On the Cedar Lee

My wife’s best friend said - and I quote - she’s too stupid to get Wes Anderson. She has a MFA in Creative Writing and a law degree. If she’s too stupid I have no business being a fan. But I am, so she’s not.

That said, The French Dispatch is the most egregious display of intellectual snobism I’ve ever witnessed.

Here’s how it all went down. We dropped our girls off with their Grammy and Pap halfway between Wheeling, WV and Cleveland in a town called Zoar, Ohio. They have a primo Dairy Queen, a Subway and one of the busiest gas stations on I77. That crew was off to cut down a Christmas Tree and we found ourselves with a rare kids-free afternoon. So, we decided to do something we hadn’t done since 2015 - head up to the Cedar Lee to see a movie.

We were planning on seeing House of Gucci. Gaga in her prime. But, we also wanted a beer and a hot pretzel before and secretly I may have wanted to see the latest Wes Anderson movie just a hair more. So, when my bride suggested we audible I had no objections. What a great day. Back at the Cedar Lee.

As we waited in line a middle-aged man in a white turtleneck and Member’s Only jacket stood with his wife. I saw him. I know my wife saw him. And, in my head I rehearsed the line, you know, you don’t see much casual turtleneck wearing these days…

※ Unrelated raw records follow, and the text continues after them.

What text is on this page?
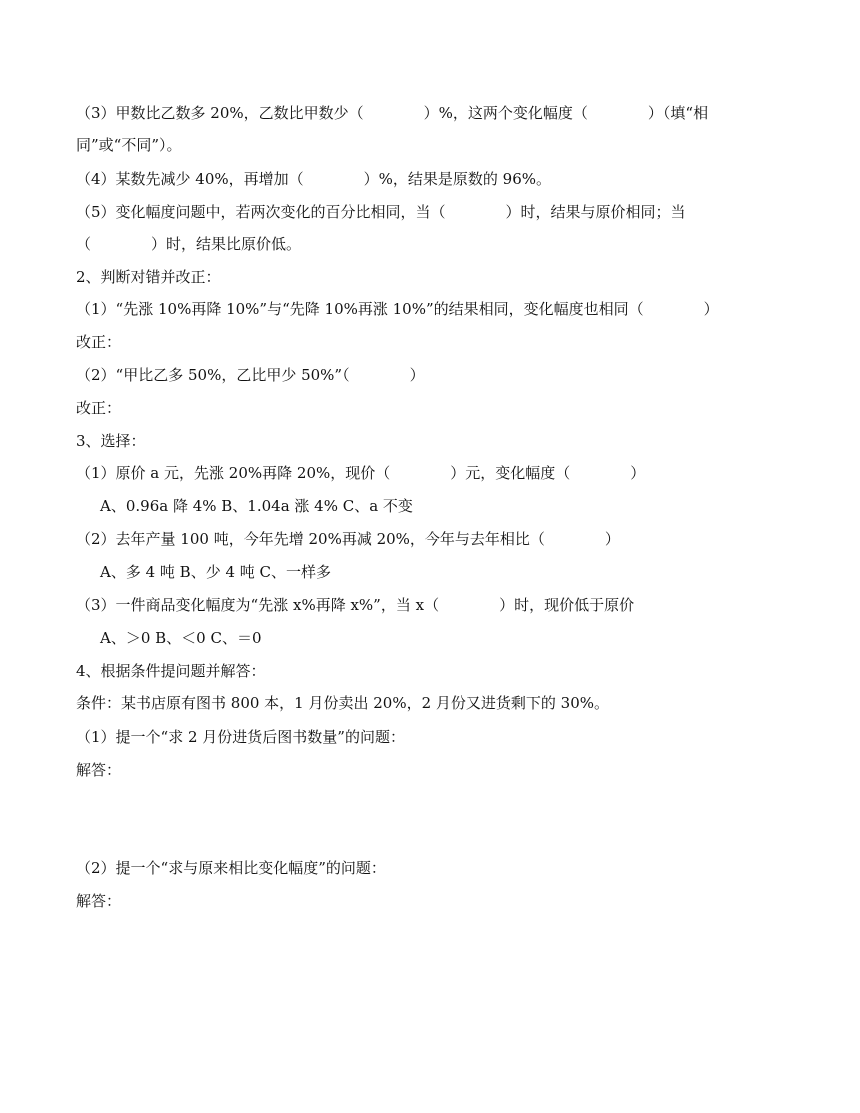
（3）甲数比乙数多 20%，乙数比甲数少（　　　　）%，这两个变化幅度（　　　　）（填“相
同”或“不同”）。
（4）某数先减少 40%，再增加（　　　　）%，结果是原数的 96%。
（5）变化幅度问题中，若两次变化的百分比相同，当（　　　　）时，结果与原价相同；当
（　　　　）时，结果比原价低。
2、判断对错并改正：
（1）“先涨 10%再降 10%”与“先降 10%再涨 10%”的结果相同，变化幅度也相同（　　　　）
改正：
（2）“甲比乙多 50%，乙比甲少 50%”（　　　　）
改正：
3、选择：
（1）原价 a 元，先涨 20%再降 20%，现价（　　　　）元，变化幅度（　　　　）
A、0.96a 降 4% B、1.04a 涨 4% C、a 不变
（2）去年产量 100 吨，今年先增 20%再减 20%，今年与去年相比（　　　　）
A、多 4 吨 B、少 4 吨 C、一样多
（3）一件商品变化幅度为“先涨 x%再降 x%”，当 x（　　　　）时，现价低于原价
A、＞0 B、＜0 C、＝0
4、根据条件提问题并解答：
条件：某书店原有图书 800 本，1 月份卖出 20%，2 月份又进货剩下的 30%。
（1）提一个“求 2 月份进货后图书数量”的问题：
解答：
（2）提一个“求与原来相比变化幅度”的问题：
解答：
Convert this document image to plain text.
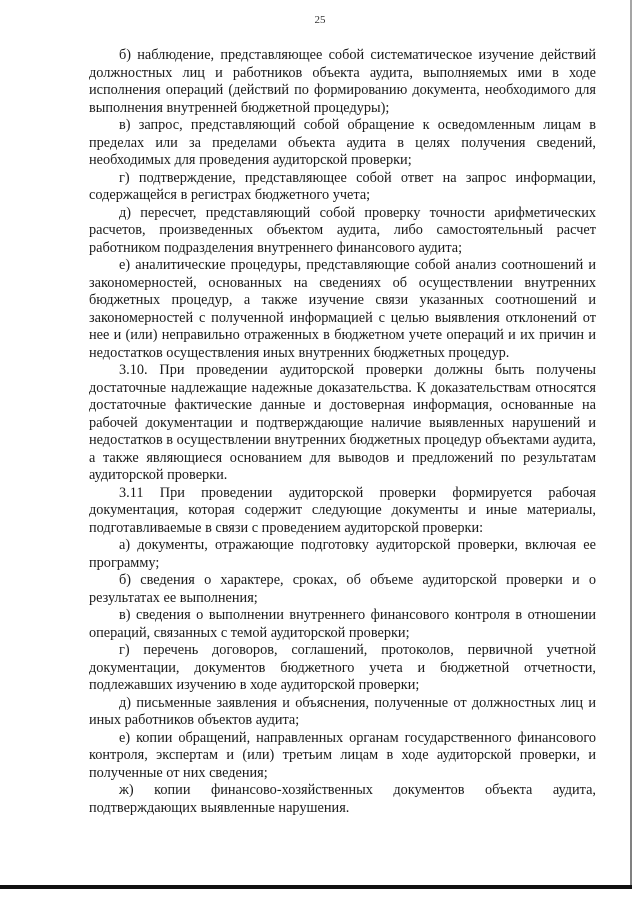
25

б) наблюдение, представляющее собой систематическое изучение действий должностных лиц и работников объекта аудита, выполняемых ими в ходе исполнения операций (действий по формированию документа, необходимого для выполнения внутренней бюджетной процедуры);

в) запрос, представляющий собой обращение к осведомленным лицам в пределах или за пределами объекта аудита в целях получения сведений, необходимых для проведения аудиторской проверки;

г) подтверждение, представляющее собой ответ на запрос информации, содержащейся в регистрах бюджетного учета;

д) пересчет, представляющий собой проверку точности арифметических расчетов, произведенных объектом аудита, либо самостоятельный расчет работником подразделения внутреннего финансового аудита;

е) аналитические процедуры, представляющие собой анализ соотношений и закономерностей, основанных на сведениях об осуществлении внутренних бюджетных процедур, а также изучение связи указанных соотношений и закономерностей с полученной информацией с целью выявления отклонений от нее и (или) неправильно отраженных в бюджетном учете операций и их причин и недостатков осуществления иных внутренних бюджетных процедур.

3.10. При проведении аудиторской проверки должны быть получены достаточные надлежащие надежные доказательства. К доказательствам относятся достаточные фактические данные и достоверная информация, основанные на рабочей документации и подтверждающие наличие выявленных нарушений и недостатков в осуществлении внутренних бюджетных процедур объектами аудита, а также являющиеся основанием для выводов и предложений по результатам аудиторской проверки.

3.11 При проведении аудиторской проверки формируется рабочая документация, которая содержит следующие документы и иные материалы, подготавливаемые в связи с проведением аудиторской проверки:

а) документы, отражающие подготовку аудиторской проверки, включая ее программу;

б) сведения о характере, сроках, об объеме аудиторской проверки и о результатах ее выполнения;

в) сведения о выполнении внутреннего финансового контроля в отношении операций, связанных с темой аудиторской проверки;

г) перечень договоров, соглашений, протоколов, первичной учетной документации, документов бюджетного учета и бюджетной отчетности, подлежавших изучению в ходе аудиторской проверки;

д) письменные заявления и объяснения, полученные от должностных лиц и иных работников объектов аудита;

е) копии обращений, направленных органам государственного финансового контроля, экспертам и (или) третьим лицам в ходе аудиторской проверки, и полученные от них сведения;

ж) копии финансово-хозяйственных документов объекта аудита, подтверждающих выявленные нарушения.
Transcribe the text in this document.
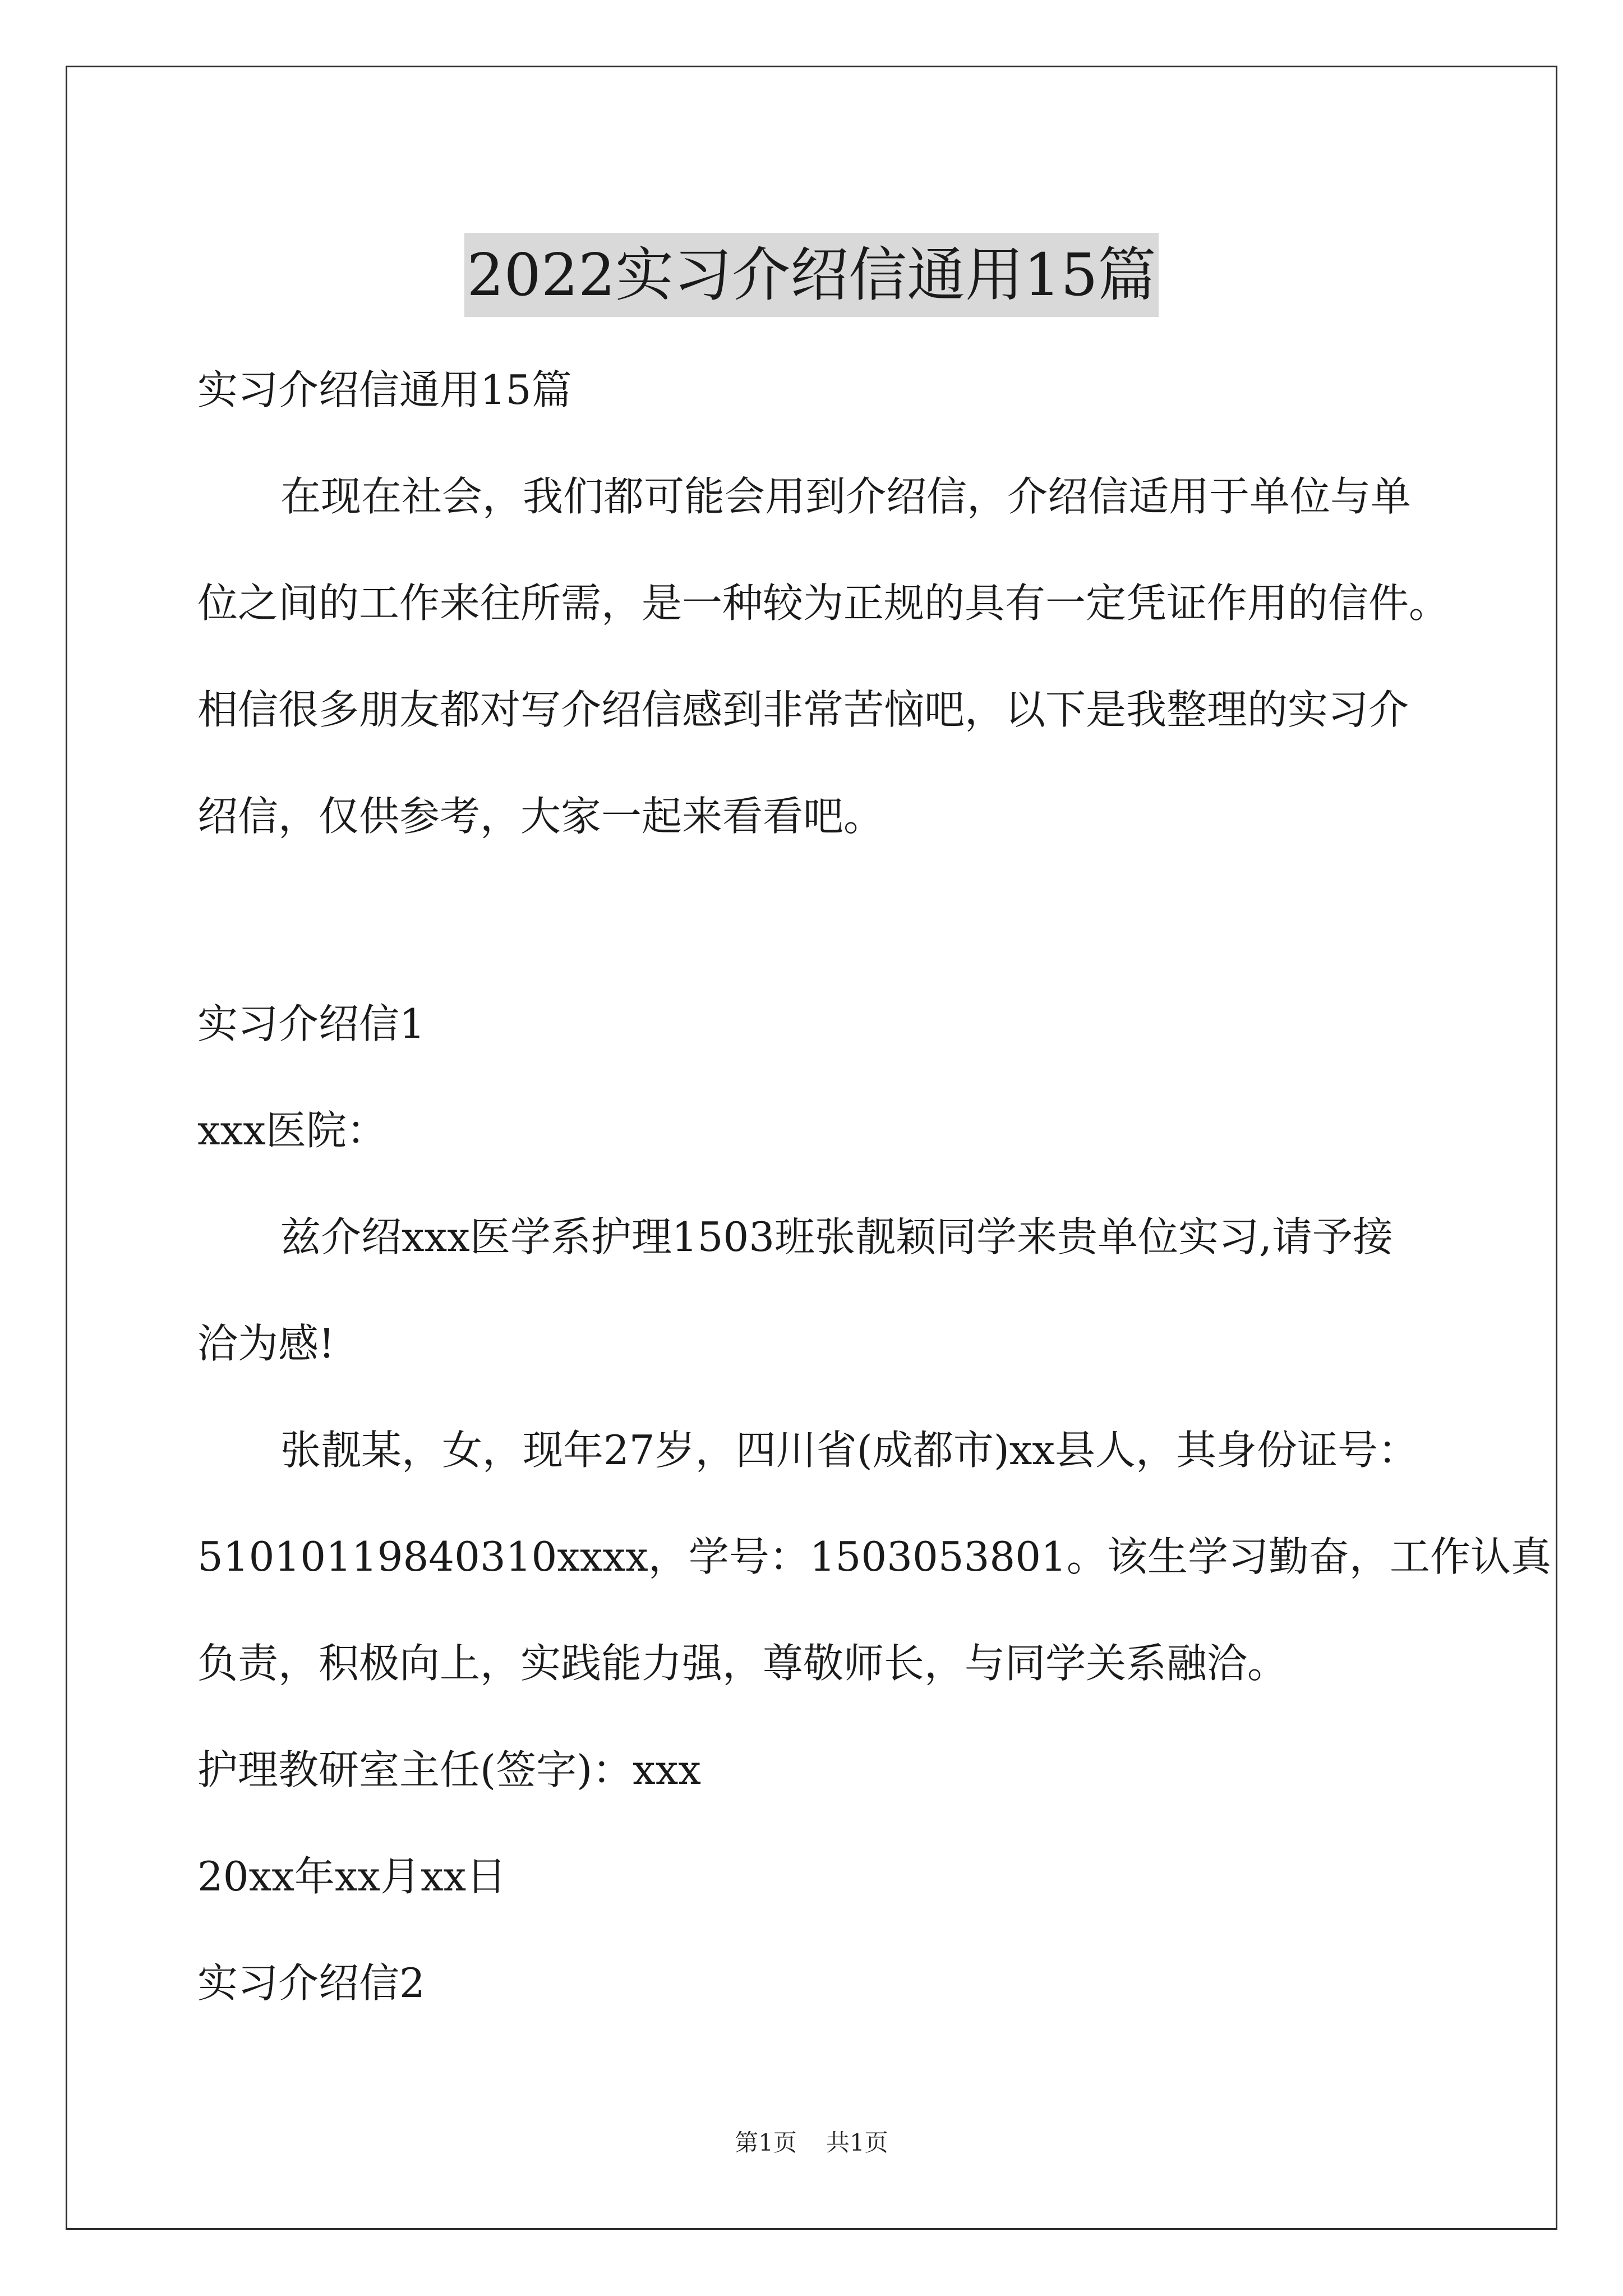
2022实习介绍信通用15篇
实习介绍信通用15篇
在现在社会，我们都可能会用到介绍信，介绍信适用于单位与单
位之间的工作来往所需，是一种较为正规的具有一定凭证作用的信件。
相信很多朋友都对写介绍信感到非常苦恼吧，以下是我整理的实习介
绍信，仅供参考，大家一起来看看吧。
实习介绍信1
xxx医院：
兹介绍xxx医学系护理1503班张靓颖同学来贵单位实习,请予接
洽为感!
张靓某，女，现年27岁，四川省(成都市)xx县人，其身份证号：
51010119840310xxxx，学号：1503053801。该生学习勤奋，工作认真
负责，积极向上，实践能力强，尊敬师长，与同学关系融洽。
护理教研室主任(签字)：xxx
20xx年xx月xx日
实习介绍信2
第1页 共1页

I wanted to lean over quite seriously and whisper it. But, when I went to deliver the crowd-pleaser she - as always - was one step ahead of me. Those big brown eyes shot a look that said don’t say it. And when I leaned in I could only get out you know, you don’t see.. before we both lost it. What a great day.

Then the movie started. Obscure New Yorker references, non sequiturs, absurd conversation and nostalgic references back to previous work. It was bad. It was also sad…for me. Watching an artist I so admired either fighting his way through an Eli Cash-level drug addiction or lost on a Steve Zissou odyssey Hoping to recreate his magic from a former time.

Anyway…here’s one of my favorite parts of the Cedar Lee. Look at the contoured tile. The full-length cast iron. The majesty.

It’s one of the most unique urinals in Cleveland. It immediately takes you back decades. It sort of feels like you’re on a movie set.

See House of Gucci over The French Dispatch. If a turtleneck is your look, rock it. Find someone you can laugh with. And, taking a photo of a urinal you artistically admire with the pressure of someone potentially bursting through the door feels kinda Wes Anderson…in a good way.